To evaluate the reference intervals for fasting total plasma homocysteine concentrations in Saudi healthy males and females in relation to age, sex and the nutritional status of folate and vitamin B12.
A prospective study was conducted on randomly selected Saudi healthy males (n=642) and females (n=784) living in the Jeddah area, Kingdom of Saudi Arabia. Plasma homocysteine together with serum folate and plasma vitamin B12 concentrations were determined. Analysis of variance was used to examine differences among various groups according to age, sex or folate, or both or vitamin B12 status for different variables. Correlations were carried out using multiple linear regression analysis.
Reference intervals for plasma homocysteine concentrations in Saudi healthy males and females (age 20 -69 years) was documented. The age-adjusted geometric mean of plasma homocysteine concentration was significantly greater in males (9.91 micromol/L) than in females (8.08 micromol/L) (P<0.0001).
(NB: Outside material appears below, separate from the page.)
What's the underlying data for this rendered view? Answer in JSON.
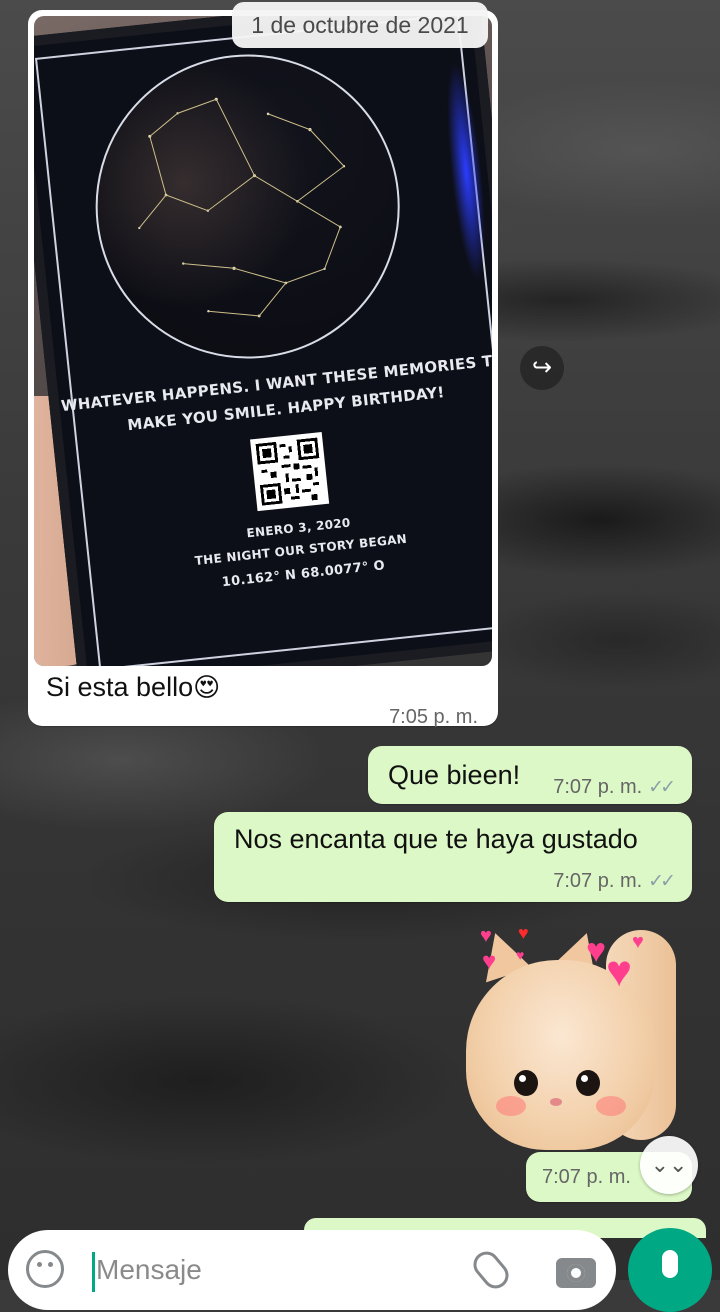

In both males and females, values for serum folate and plasma vitamin B12 concentrations significantly and negatively correlated with plasma homocysteine concentrations (P<0.000). Serum total cholesterol showed significant positive correlations with plasma homocysteine in both males (r=0.448, P<0.000) and females (r=0.313; P < 0.000). Diastolic (r= 0.182; P<0.001) and systolic (r=0.309; P < 0.000) blood pressure values showed significant positive correlations with plasma homocysteine concentrations in females only. Stepwise multiple linear regression analysis showed that in both males and females, age, sex, serum folate, and waist-to-hip ratio and plasma vitamin B12 were significant determinants of plasma homocysteine concentrations.
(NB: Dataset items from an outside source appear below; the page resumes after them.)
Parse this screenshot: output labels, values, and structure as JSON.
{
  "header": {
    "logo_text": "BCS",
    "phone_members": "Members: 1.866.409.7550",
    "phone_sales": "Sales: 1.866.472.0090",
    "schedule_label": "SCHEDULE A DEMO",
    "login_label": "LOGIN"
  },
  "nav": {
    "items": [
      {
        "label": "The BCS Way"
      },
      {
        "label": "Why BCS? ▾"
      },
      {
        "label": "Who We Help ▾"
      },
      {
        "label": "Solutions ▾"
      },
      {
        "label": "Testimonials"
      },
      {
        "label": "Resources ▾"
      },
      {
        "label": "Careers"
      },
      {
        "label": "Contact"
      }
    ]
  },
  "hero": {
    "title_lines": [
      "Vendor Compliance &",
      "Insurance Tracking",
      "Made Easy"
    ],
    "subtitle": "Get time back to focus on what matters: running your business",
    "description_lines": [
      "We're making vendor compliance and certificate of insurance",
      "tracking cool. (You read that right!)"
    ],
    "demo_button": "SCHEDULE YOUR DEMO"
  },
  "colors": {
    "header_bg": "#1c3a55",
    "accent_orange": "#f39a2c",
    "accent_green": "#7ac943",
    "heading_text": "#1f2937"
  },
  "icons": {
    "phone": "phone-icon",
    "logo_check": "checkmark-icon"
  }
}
The first data on plasma homocysteine concentrations in Saudi healthy males and females are reported. Age and sex differences were confirmed and a significant inverse relationship between plasma homocysteine concentrations and that of serum folate and plasma vitamin B12 was observed. Various independent variables including age, sex, serum folate, waist-to-hip ratio and plasma vitamin B12 contributed to the changes in plasma homocysteine. Plasma homocysteine concentrations should be evaluated in patients at risk for cardiovascular and other related diseases in the Saudi population.